3. La ricorrente impugna in questa sede la sentenza di primo grado, ritenendo infondati i rilievi controindicanti appuntati nei confronti dei propri familiari e affermando in proposito che “il TAR, quindi, è incorso in un palese errore di giudizio, avendo omesso la valutazione di tutte le doglianze difensive sul punto, corroborate e sostenute da una messe di documenti, comprovanti tutto il contrario da quanto riferito dalla P.G. all’ignaro Prefetto a cui si è illustrato un quadro indiziario, frutto dell’infelice applicazione della logica al ragionamento inferenziale che necessita di premesse certe e non di ipotesi prive di sostegno oggettivo.
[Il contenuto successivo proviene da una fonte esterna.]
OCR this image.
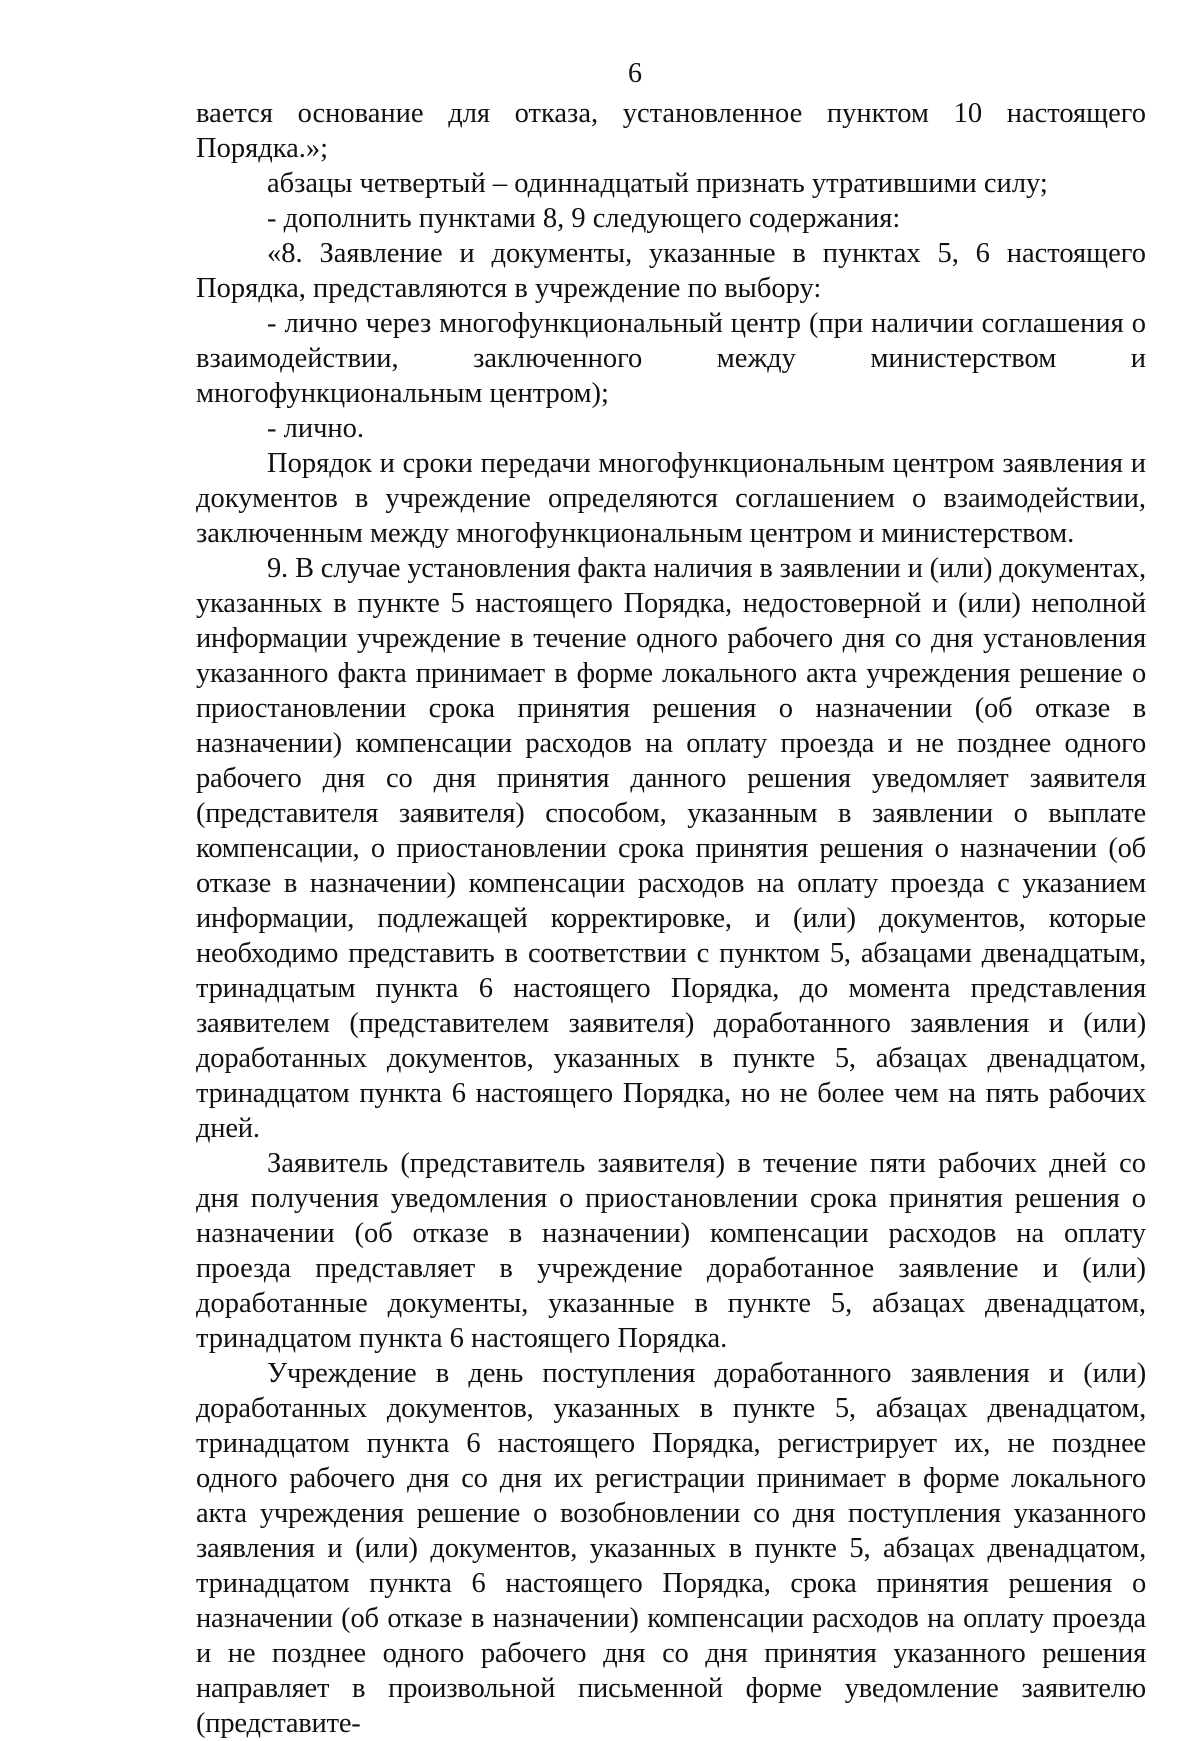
6

вается основание для отказа, установленное пунктом 10 настоящего Порядка.»;

абзацы четвертый – одиннадцатый признать утратившими силу;

- дополнить пунктами 8, 9 следующего содержания:

«8. Заявление и документы, указанные в пунктах 5, 6 настоящего Порядка, представляются в учреждение по выбору:

- лично через многофункциональный центр (при наличии соглашения о взаимодействии, заключенного между министерством и многофункциональным центром);

- лично.

Порядок и сроки передачи многофункциональным центром заявления и документов в учреждение определяются соглашением о взаимодействии, заключенным между многофункциональным центром и министерством.

9. В случае установления факта наличия в заявлении и (или) документах, указанных в пункте 5 настоящего Порядка, недостоверной и (или) неполной информации учреждение в течение одного рабочего дня со дня установления указанного факта принимает в форме локального акта учреждения решение о приостановлении срока принятия решения о назначении (об отказе в назначении) компенсации расходов на оплату проезда и не позднее одного рабочего дня со дня принятия данного решения уведомляет заявителя (представителя заявителя) способом, указанным в заявлении о выплате компенсации, о приостановлении срока принятия решения о назначении (об отказе в назначении) компенсации расходов на оплату проезда с указанием информации, подлежащей корректировке, и (или) документов, которые необходимо представить в соответствии с пунктом 5, абзацами двенадцатым, тринадцатым пункта 6 настоящего Порядка, до момента представления заявителем (представителем заявителя) доработанного заявления и (или) доработанных документов, указанных в пункте 5, абзацах двенадцатом, тринадцатом пункта 6 настоящего Порядка, но не более чем на пять рабочих дней.

Заявитель (представитель заявителя) в течение пяти рабочих дней со дня получения уведомления о приостановлении срока принятия решения о назначении (об отказе в назначении) компенсации расходов на оплату проезда представляет в учреждение доработанное заявление и (или) доработанные документы, указанные в пункте 5, абзацах двенадцатом, тринадцатом пункта 6 настоящего Порядка.

Учреждение в день поступления доработанного заявления и (или) доработанных документов, указанных в пункте 5, абзацах двенадцатом, тринадцатом пункта 6 настоящего Порядка, регистрирует их, не позднее одного рабочего дня со дня их регистрации принимает в форме локального акта учреждения решение о возобновлении со дня поступления указанного заявления и (или) документов, указанных в пункте 5, абзацах двенадцатом, тринадцатом пункта 6 настоящего Порядка, срока принятия решения о назначении (об отказе в назначении) компенсации расходов на оплату проезда и не позднее одного рабочего дня со дня принятия указанного решения направляет в произвольной письменной форме уведомление заявителю (представите-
Anche in merito alle frequentazioni del -OMISSIS- con il cugino -OMISSIS-, tratto in arresto per associazione a delinquere nell’ambito del procedimento “Nuova Linea”, il Tribunale si esprime in termini generici, senza considerare le informazioni della P.G., contenute nell’informativa del 5/11/2022 n. 0277519, già in atti, fornite al prefetto nelle quali, in ordine a tali frequentazioni si specifica che i due cugini si sono incontrati in data 10/2/2006 ed in data 5/5/2022 ossia a distanza di oltre sedici anni. E’ palese il travisamento dell’informazione dalla quale non emerge alcuna frequentazione, bensì casuali incontri in un piccolo centro abitato nel quale tutti si conoscono o sono legati da legami parentali” e chiedendo che il Collegio “in accoglimento del presente ricorso in appello, voglia: -preliminarmente acquisire la copia dispositivo della sentenza G.I.P. di Reggio Calabria n. 1/2024 del 4/1/2024 e del decreto del Tribunale di Reggio Calabria – Sezione Misure di Prevenzione del 7/6/2023, perché indispensabili ai fini del giudizio..-annullare ovvero riformare la sentenza n. 21/2024”.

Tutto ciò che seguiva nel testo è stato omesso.